# Fine Tuning a PyTorch Model on Our Fruits Dataset
This notebook will demonstrate how to use PyTorch to fine tune a pre-existing object detection model for our fruits data set.

We will start by loading a pre-trained Faster RCNN model using the PyTorch library and modify it so that it can classify the various fruits in our data set.

Afterwards, we will write our training, evaluation, and testing loops used for training our model.
Our custom Dataset class will be used in combination with a DataLoader for batching our data for training.
During training, we will set it up so that if training is interrupted it can be resumed from where it stopped.
We will see how to save our "best" model found during our training loop.
Once training is completed, we will use our test data set to evaluate the precision, recall, and accuracy of our model.

Finally, we will discuss next steps, including making our model work with the PyTorch lightning framework.

## Load the Faster-RCNN Pre-Trained Model
We'll load our model from the TorchVision module. We will specify a cache directory that tells PyTorch where to download our model to.

In [1]:
# Import the required libraries
import os
from torchvision.models.detection import fasterrcnn_resnet50_fpn_v2, FasterRCNN_ResNet50_FPN_V2_Weights
from torchvision.models.detection.faster_rcnn import FastRCNNPredictor
import torch

In [2]:
# Specify a cache_dir we can use to tell PyTorch where to place the downloaded models
cache_dir = './data/models/'
# Set the "TORCH_HOME" environment variable. Torch will download to this directory
os.environ['TORCH_HOME'] = cache_dir

In [3]:
# Get the most up-to-date weights for our FasterRCNN pretrained model
weights = FasterRCNN_ResNet50_FPN_V2_Weights.DEFAULT
# Load our pretrained model using torchvision
model = fasterrcnn_resnet50_fpn_v2(weights=weights)

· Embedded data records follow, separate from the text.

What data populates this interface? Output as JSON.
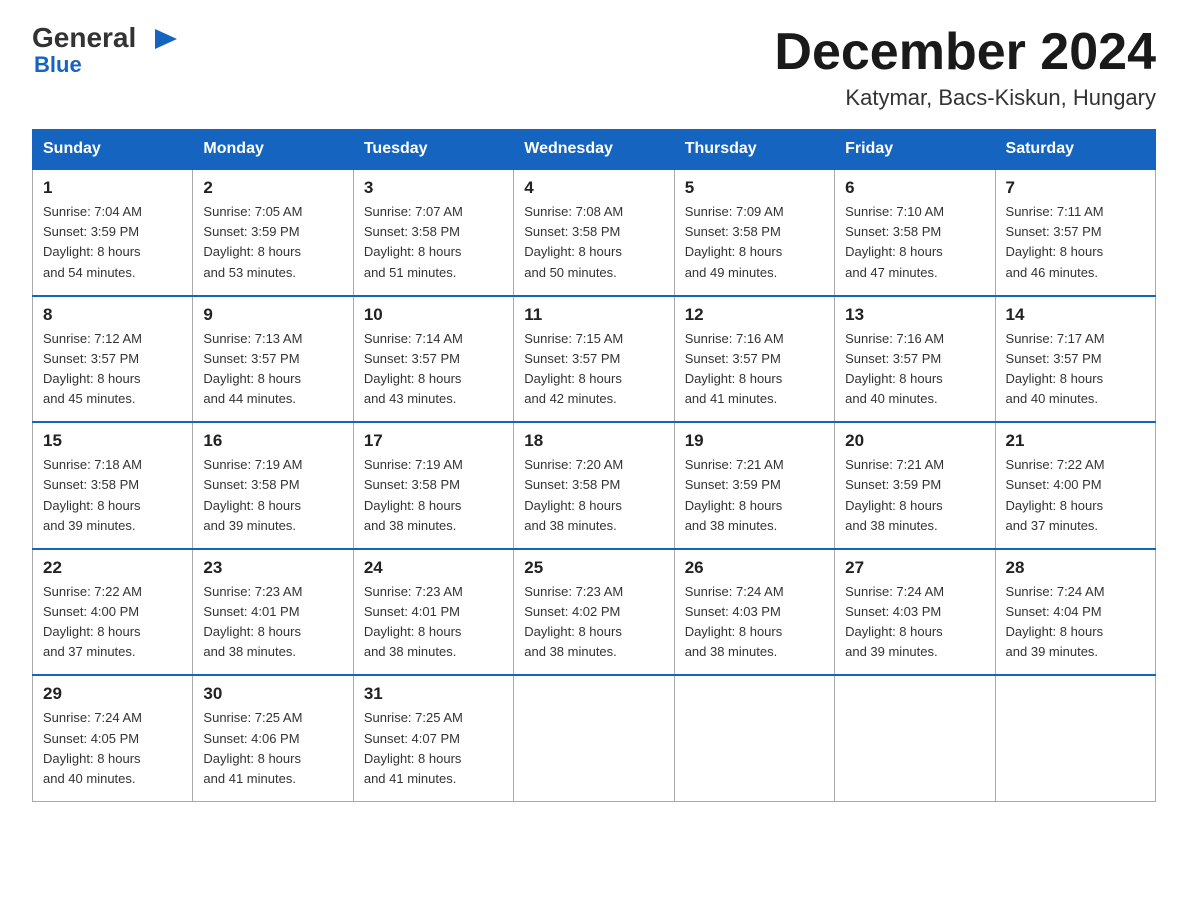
{
  "logo": {
    "general": "General",
    "triangle": "▶",
    "blue": "Blue"
  },
  "header": {
    "month": "December 2024",
    "location": "Katymar, Bacs-Kiskun, Hungary"
  },
  "weekdays": [
    "Sunday",
    "Monday",
    "Tuesday",
    "Wednesday",
    "Thursday",
    "Friday",
    "Saturday"
  ],
  "weeks": [
    [
      {
        "day": "1",
        "sunrise": "7:04 AM",
        "sunset": "3:59 PM",
        "daylight": "8 hours and 54 minutes."
      },
      {
        "day": "2",
        "sunrise": "7:05 AM",
        "sunset": "3:59 PM",
        "daylight": "8 hours and 53 minutes."
      },
      {
        "day": "3",
        "sunrise": "7:07 AM",
        "sunset": "3:58 PM",
        "daylight": "8 hours and 51 minutes."
      },
      {
        "day": "4",
        "sunrise": "7:08 AM",
        "sunset": "3:58 PM",
        "daylight": "8 hours and 50 minutes."
      },
      {
        "day": "5",
        "sunrise": "7:09 AM",
        "sunset": "3:58 PM",
        "daylight": "8 hours and 49 minutes."
      },
      {
        "day": "6",
        "sunrise": "7:10 AM",
        "sunset": "3:58 PM",
        "daylight": "8 hours and 47 minutes."
      },
      {
        "day": "7",
        "sunrise": "7:11 AM",
        "sunset": "3:57 PM",
        "daylight": "8 hours and 46 minutes."
      }
    ],
    [
      {
        "day": "8",
        "sunrise": "7:12 AM",
        "sunset": "3:57 PM",
        "daylight": "8 hours and 45 minutes."
      },
      {
        "day": "9",
        "sunrise": "7:13 AM",
        "sunset": "3:57 PM",
        "daylight": "8 hours and 44 minutes."
      },
      {
        "day": "10",
        "sunrise": "7:14 AM",
        "sunset": "3:57 PM",
        "daylight": "8 hours and 43 minutes."
      },
      {
        "day": "11",
        "sunrise": "7:15 AM",
        "sunset": "3:57 PM",
        "daylight": "8 hours and 42 minutes."
      },
      {
        "day": "12",
        "sunrise": "7:16 AM",
        "sunset": "3:57 PM",
        "daylight": "8 hours and 41 minutes."
      },
      {
        "day": "13",
        "sunrise": "7:16 AM",
        "sunset": "3:57 PM",
        "daylight": "8 hours and 40 minutes."
      },
      {
        "day": "14",
        "sunrise": "7:17 AM",
        "sunset": "3:57 PM",
        "daylight": "8 hours and 40 minutes."
      }
    ],
    [
      {
        "day": "15",
        "sunrise": "7:18 AM",
        "sunset": "3:58 PM",
        "daylight": "8 hours and 39 minutes."
      },
      {
        "day": "16",
        "sunrise": "7:19 AM",
        "sunset": "3:58 PM",
        "daylight": "8 hours and 39 minutes."
      },
      {
        "day": "17",
        "sunrise": "7:19 AM",
        "sunset": "3:58 PM",
        "daylight": "8 hours and 38 minutes."
      },
      {
        "day": "18",
        "sunrise": "7:20 AM",
        "sunset": "3:58 PM",
        "daylight": "8 hours and 38 minutes."
      },
      {
        "day": "19",
        "sunrise": "7:21 AM",
        "sunset": "3:59 PM",
        "daylight": "8 hours and 38 minutes."
      },
      {
        "day": "20",
        "sunrise": "7:21 AM",
        "sunset": "3:59 PM",
        "daylight": "8 hours and 38 minutes."
      },
      {
        "day": "21",
        "sunrise": "7:22 AM",
        "sunset": "4:00 PM",
        "daylight": "8 hours and 37 minutes."
      }
    ],
    [
      {
        "day": "22",
        "sunrise": "7:22 AM",
        "sunset": "4:00 PM",
        "daylight": "8 hours and 37 minutes."
      },
      {
        "day": "23",
        "sunrise": "7:23 AM",
        "sunset": "4:01 PM",
        "daylight": "8 hours and 38 minutes."
      },
      {
        "day": "24",
        "sunrise": "7:23 AM",
        "sunset": "4:01 PM",
        "daylight": "8 hours and 38 minutes."
      },
      {
        "day": "25",
        "sunrise": "7:23 AM",
        "sunset": "4:02 PM",
        "daylight": "8 hours and 38 minutes."
      },
      {
        "day": "26",
        "sunrise": "7:24 AM",
        "sunset": "4:03 PM",
        "daylight": "8 hours and 38 minutes."
      },
      {
        "day": "27",
        "sunrise": "7:24 AM",
        "sunset": "4:03 PM",
        "daylight": "8 hours and 39 minutes."
      },
      {
        "day": "28",
        "sunrise": "7:24 AM",
        "sunset": "4:04 PM",
        "daylight": "8 hours and 39 minutes."
      }
    ],
    [
      {
        "day": "29",
        "sunrise": "7:24 AM",
        "sunset": "4:05 PM",
        "daylight": "8 hours and 40 minutes."
      },
      {
        "day": "30",
        "sunrise": "7:25 AM",
        "sunset": "4:06 PM",
        "daylight": "8 hours and 41 minutes."
      },
      {
        "day": "31",
        "sunrise": "7:25 AM",
        "sunset": "4:07 PM",
        "daylight": "8 hours and 41 minutes."
      },
      null,
      null,
      null,
      null
    ]
  ],
  "labels": {
    "sunrise": "Sunrise:",
    "sunset": "Sunset:",
    "daylight": "Daylight:"
  }
}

Downloading: "https://download.pytorch.org/models/fasterrcnn_resnet50_fpn_v2_coco-dd69338a.pth" to ./data/models/hub\checkpoints\fasterrcnn_resnet50_fpn_v2_coco-dd69338a.pth


  0%|          | 0.00/167M [00:00<?, ?B/s]

Once we run the above cell, we see our model is downloaded to our specified `cache_dir`. Each subsequent time we load our model, it will be loaded from our cached directory, so there will be no need to download it.

Now let's take a peek at what we'll be using from our pretrained model

In [4]:
model.roi_heads

RoIHeads(
  (box_roi_pool): MultiScaleRoIAlign(featmap_names=['0', '1', '2', '3'], output_size=(7, 7), sampling_ratio=2)
  (box_head): FastRCNNConvFCHead(
    (0): Conv2dNormActivation(
      (0): Conv2d(256, 256, kernel_size=(3, 3), stride=(1, 1), padding=(1, 1), bias=False)
      (1): BatchNorm2d(256, eps=1e-05, momentum=0.1, affine=True, track_running_stats=True)
      (2): ReLU(inplace=True)
    )
    (1): Conv2dNormActivation(
      (0): Conv2d(256, 256, kernel_size=(3, 3), stride=(1, 1), padding=(1, 1), bias=False)
      (1): BatchNorm2d(256, eps=1e-05, momentum=0.1, affine=True, track_running_stats=True)
      (2): ReLU(inplace=True)
    )
    (2): Conv2dNormActivation(
      (0): Conv2d(256, 256, kernel_size=(3, 3), stride=(1, 1), padding=(1, 1), bias=False)
      (1): BatchNorm2d(256, eps=1e-05, momentum=0.1, affine=True, track_running_stats=True)
      (2): ReLU(inplace=True)
    )
    (3): Conv2dNormActivation(
      (0): Conv2d(256, 256, kernel_size=(3, 3), stride=(1, 1), p

Without going into explicit detail regarding the Faster-RCNN model, we will just inspect the output layer (roi_heads) that we are interested in. [The Faster-RCNN paper](https://arxiv.org/abs/1506.01497) can be consulted to know the exact inner workings of the model.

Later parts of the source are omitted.